Kilka lat temu jeden z moich ulubionych kościołów rozpoczął służbę wśród recydywistów, którzy wracali do społeczeństwa. Kościół ten jest pełen ludzi ze wszystkich sfer. Bardzo go lubię, gdyż przypomina mi niebo. Pełno w nim najróżniejszych osób—odkupionych grzeszników, których łączy miłość do Jezusa.

Czasami jednak zastanawiam się, czy kościół nie jest raczej ekskluzywnym klubem niż bezpiecznym schronieniem dla grzeszników, którym odpuszczono nieprawości. Gdy ludzie w naturalny sposób lgną do grup określonego rodzaju osób i gromadzą się wokół tych, z którymi jest im dobrze, inni czują się zmarginalizowani. Nie o tym jednak myślał Jezus, gdy powiedział swoim uczniom: „Takie jest przykazanie moje, abyście się wzajemnie miłowali, jak Ja was umiłowałem.” (Ew. Jana 15:12) Kościół miał być kontynuacją Jego miłości, okazywanej sobie nawzajem przez wiernych.

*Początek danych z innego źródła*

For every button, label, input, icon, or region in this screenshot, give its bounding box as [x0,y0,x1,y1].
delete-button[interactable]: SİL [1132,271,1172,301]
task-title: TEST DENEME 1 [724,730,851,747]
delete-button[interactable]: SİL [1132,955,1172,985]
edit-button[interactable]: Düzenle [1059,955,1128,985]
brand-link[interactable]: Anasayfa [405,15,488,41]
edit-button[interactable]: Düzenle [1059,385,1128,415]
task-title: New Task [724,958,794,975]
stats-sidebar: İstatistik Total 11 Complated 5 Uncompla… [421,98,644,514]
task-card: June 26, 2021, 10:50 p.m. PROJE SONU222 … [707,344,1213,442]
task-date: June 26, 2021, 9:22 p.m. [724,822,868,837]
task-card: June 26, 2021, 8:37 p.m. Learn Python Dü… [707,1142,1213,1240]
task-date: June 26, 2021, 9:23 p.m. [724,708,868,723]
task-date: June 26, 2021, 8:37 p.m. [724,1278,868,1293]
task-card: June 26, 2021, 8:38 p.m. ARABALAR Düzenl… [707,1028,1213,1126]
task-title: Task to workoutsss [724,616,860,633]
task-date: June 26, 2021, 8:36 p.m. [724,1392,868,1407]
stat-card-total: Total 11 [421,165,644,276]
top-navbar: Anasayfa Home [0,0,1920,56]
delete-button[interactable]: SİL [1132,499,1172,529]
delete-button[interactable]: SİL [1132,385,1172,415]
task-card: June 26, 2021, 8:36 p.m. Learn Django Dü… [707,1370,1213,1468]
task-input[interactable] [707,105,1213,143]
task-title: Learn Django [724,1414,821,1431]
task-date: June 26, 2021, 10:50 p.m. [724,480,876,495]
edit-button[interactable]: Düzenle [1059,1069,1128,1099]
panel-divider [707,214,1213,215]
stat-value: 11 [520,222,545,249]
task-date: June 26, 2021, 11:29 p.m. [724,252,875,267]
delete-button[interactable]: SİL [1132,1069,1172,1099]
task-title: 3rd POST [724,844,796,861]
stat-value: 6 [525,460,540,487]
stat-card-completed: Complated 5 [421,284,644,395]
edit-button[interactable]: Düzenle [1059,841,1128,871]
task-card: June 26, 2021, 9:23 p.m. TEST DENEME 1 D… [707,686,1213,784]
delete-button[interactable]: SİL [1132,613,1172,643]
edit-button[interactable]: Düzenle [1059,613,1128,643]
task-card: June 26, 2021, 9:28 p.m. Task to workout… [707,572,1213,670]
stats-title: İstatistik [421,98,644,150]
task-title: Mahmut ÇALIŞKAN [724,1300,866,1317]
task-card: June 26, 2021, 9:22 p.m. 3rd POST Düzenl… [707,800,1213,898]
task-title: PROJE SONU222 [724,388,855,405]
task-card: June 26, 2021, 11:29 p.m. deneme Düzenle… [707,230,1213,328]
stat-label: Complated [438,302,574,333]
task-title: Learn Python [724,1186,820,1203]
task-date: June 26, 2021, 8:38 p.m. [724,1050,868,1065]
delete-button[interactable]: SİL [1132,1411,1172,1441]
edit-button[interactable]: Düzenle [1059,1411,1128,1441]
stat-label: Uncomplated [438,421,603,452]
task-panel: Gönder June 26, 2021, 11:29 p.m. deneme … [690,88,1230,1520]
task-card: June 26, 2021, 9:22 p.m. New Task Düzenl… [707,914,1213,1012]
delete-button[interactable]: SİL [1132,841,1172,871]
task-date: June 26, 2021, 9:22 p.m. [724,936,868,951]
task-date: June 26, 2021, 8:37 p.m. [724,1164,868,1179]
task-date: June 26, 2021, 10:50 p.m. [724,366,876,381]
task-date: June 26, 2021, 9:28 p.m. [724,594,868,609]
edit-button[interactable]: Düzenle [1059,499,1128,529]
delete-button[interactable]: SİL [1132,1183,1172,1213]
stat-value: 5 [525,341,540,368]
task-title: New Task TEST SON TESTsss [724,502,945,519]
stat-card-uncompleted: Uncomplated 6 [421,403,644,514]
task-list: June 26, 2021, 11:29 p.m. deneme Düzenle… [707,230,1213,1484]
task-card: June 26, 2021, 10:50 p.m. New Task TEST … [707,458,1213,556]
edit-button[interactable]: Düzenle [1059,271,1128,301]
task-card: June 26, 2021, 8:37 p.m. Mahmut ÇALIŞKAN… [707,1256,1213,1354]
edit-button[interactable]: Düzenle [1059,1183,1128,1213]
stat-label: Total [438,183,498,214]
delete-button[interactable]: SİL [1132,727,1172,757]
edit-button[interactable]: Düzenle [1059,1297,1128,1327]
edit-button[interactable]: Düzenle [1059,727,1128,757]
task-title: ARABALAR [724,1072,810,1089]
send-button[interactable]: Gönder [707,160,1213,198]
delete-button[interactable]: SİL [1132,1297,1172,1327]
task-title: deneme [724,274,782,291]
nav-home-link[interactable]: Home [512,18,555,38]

Skoro zranieni i odrzuceni ludzie mogą znaleźć schronienie, pociechę i przebaczenie w Jezusie, to powinni również spodziewać się tego samego od kościoła. Okazujmy więc miłość Jezusa każdemu, kogo spotkamy, a zwłaszcza tym, którzy nie są do nas podobni. Wokół nas znajduje się wiele osób, które Jezus pragnie miłować przez nas. Jak wielka jest nasza radość, gdy ludzie jednoczą się we wspólnym i pełnym miłości uwielbianiu Boga! Jest to mały zakątek nieba, którym możemy rozkoszować się już tutaj, na ziemi.